By Mary from Romulus, MI
Maybe one of these will be what you're looking for.
Both recipes came from Cooks.com.
Koulouria Greek Cookies
4 lg. eggs, 1 beaten for basting cookies before baking
1 stick butter
1 stick butter
1 tbsp. Crisco shortening
1/4 c. peanut or Mazola oil
1/4 c. evaporated milk
1 1/2 c. sugar
2 tsp. baking powder
2 1/2 to 3 c. flour
1 to 1 1/2 tsp. vanilla
Separate the whites from the 3 eggs and beat well in a small bowl. In a large bowl, beat the remaining yolks, sugar, shortening, butter, butter, milk, oil, and spice for about 5 minutes at high speed with an electric beater or by hand until creamy.
Then add the beaten egg whites and mix by hand until smooth. Slowly sift in the flour and baking powder and mix in by hand until workable - but not too dry. Form the dough into shapes (braids, twists, etc.); place onto an ungreased pan or cookie sheet. Beat the remaining egg and brush lightly over the cookies. Bake at 350 degrees for 15-20 minutes until golden brown.
Greek Koulourakia Cookies
1/2 lb. butter
1 c. yellow Crisco
1 c. orange juice or milk
2 3/4 c. sugar
3 tsp. baking powder
2 tsp. baking soda
2 tsp. vanilla
Flour to make soft dough but not sticky.
Shape cookies in twist. Brush with beaten egg yolk and sprinkle sesame seeds on top. Now that's the Greek way. You can just frost the cookies also. Bake at 375 degrees F for 12-15 minutes. Makes a lot.
Mary, can you tell me what it looked like, or tasted like? Is it the cookie that has powdered sugar on it, and it' round?
I was married to a Greek guy and I bake and still cook some Greek dishes.
My Papa (grandpa) was from Greece. If they are the kind that are powdered on the outside they are most likely a shortbread almond flavored cookie called Kourambiethes or Kourabiedes, which can easily sound like kaludias if someone has a thick accent like my Papa did, and, yes, they take a very long time to make. I remember as a little girl that we almost always had them on Christmas and Easter. :-)
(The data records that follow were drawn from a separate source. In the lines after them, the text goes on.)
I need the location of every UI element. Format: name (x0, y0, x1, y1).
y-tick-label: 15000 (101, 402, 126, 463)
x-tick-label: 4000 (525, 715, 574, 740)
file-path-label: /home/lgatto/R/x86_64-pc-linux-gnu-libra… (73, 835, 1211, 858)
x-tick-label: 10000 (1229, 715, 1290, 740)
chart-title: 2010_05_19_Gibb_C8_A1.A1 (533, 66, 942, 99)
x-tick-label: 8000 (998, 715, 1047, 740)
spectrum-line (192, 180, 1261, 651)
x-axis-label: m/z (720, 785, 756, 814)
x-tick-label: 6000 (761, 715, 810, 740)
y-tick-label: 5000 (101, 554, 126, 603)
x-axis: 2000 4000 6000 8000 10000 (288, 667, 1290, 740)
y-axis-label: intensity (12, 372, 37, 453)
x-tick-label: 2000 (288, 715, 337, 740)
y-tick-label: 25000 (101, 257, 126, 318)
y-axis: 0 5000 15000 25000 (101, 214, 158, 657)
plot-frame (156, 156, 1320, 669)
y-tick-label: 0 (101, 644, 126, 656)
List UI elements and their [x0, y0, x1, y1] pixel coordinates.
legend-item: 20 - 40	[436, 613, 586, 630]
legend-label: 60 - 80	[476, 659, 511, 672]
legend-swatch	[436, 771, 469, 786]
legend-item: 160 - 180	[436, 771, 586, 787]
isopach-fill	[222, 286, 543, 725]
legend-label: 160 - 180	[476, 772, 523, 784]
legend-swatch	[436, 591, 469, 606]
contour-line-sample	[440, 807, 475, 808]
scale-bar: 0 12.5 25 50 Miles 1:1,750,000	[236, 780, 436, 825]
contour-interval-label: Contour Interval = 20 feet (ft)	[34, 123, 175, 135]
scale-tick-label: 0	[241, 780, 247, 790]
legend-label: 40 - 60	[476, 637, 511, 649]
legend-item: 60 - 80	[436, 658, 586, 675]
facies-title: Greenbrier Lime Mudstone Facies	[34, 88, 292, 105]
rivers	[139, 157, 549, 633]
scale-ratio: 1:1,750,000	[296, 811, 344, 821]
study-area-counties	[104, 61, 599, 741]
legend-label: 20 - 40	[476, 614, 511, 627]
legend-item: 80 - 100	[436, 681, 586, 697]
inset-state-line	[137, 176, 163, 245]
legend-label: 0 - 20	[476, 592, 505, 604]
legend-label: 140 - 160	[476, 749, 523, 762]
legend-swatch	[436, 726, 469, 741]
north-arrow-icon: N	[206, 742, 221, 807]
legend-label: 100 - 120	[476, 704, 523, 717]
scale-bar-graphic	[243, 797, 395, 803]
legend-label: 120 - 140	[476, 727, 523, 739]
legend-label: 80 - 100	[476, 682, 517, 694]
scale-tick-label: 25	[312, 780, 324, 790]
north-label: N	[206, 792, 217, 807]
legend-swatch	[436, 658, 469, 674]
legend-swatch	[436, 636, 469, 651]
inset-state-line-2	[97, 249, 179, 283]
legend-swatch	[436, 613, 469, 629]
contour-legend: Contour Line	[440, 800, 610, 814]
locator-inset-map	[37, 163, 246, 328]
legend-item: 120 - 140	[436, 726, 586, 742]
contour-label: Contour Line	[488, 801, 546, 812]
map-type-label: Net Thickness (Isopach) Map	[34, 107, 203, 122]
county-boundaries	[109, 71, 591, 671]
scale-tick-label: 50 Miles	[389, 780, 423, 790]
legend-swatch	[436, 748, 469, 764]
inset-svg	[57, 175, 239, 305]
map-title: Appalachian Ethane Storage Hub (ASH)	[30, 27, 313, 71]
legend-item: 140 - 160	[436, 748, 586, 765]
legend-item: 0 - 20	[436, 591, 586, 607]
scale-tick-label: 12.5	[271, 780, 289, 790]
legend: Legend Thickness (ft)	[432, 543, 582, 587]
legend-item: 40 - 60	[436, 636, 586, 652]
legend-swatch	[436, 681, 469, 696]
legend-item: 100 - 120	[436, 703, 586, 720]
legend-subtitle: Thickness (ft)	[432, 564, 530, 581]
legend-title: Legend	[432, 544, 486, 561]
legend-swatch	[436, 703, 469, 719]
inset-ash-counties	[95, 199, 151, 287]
1 lb unsalted butter, softened
2/3 cup confectioners sugar
2 egg yolks
1 tsp vanilla extract
1 oz ouzo, brandy, or cognac
3 1/2 cups flour
1 tsp baking powder
pinch of salt
2/3 cup roasted and crushed almonds
confectioners sugar for coating after baked
Preheat the oven to 350 degrees.
Beat the butter until very creamy, about 10 to 15 minutes. Add the sugar and cream and beat in the egg yolks, one a time, until well mixed and then mix in the vanilla and the ouzo.
Sift together the flour, baking powder and salt. Slowly add the flour mixture to the butter mixture until well mixed and a fairly stiff dough forms. Add more flour, if necessary. Knead in the almonds and then knead the dough 5 or 6 times.
Using tablespoon sized portions, roll the dough into rounds and place on ungreased baking sheets. Bake the cookie dough for about 25 to 30 minutes or until done. Cookies should be slightly browned but not too dark. Let the cookies cool for ten minutes before rolling in powdered sugar.
Hope this is what you were looking for.
Thank you for the feedback. I remember that they did have an egg wash on the top of them and they did kinda taste like there was almond taste to them. Well I will try them and see if I can do it. Lol. I am not the baker that I wish I could be. but just to taste them again would be bliss!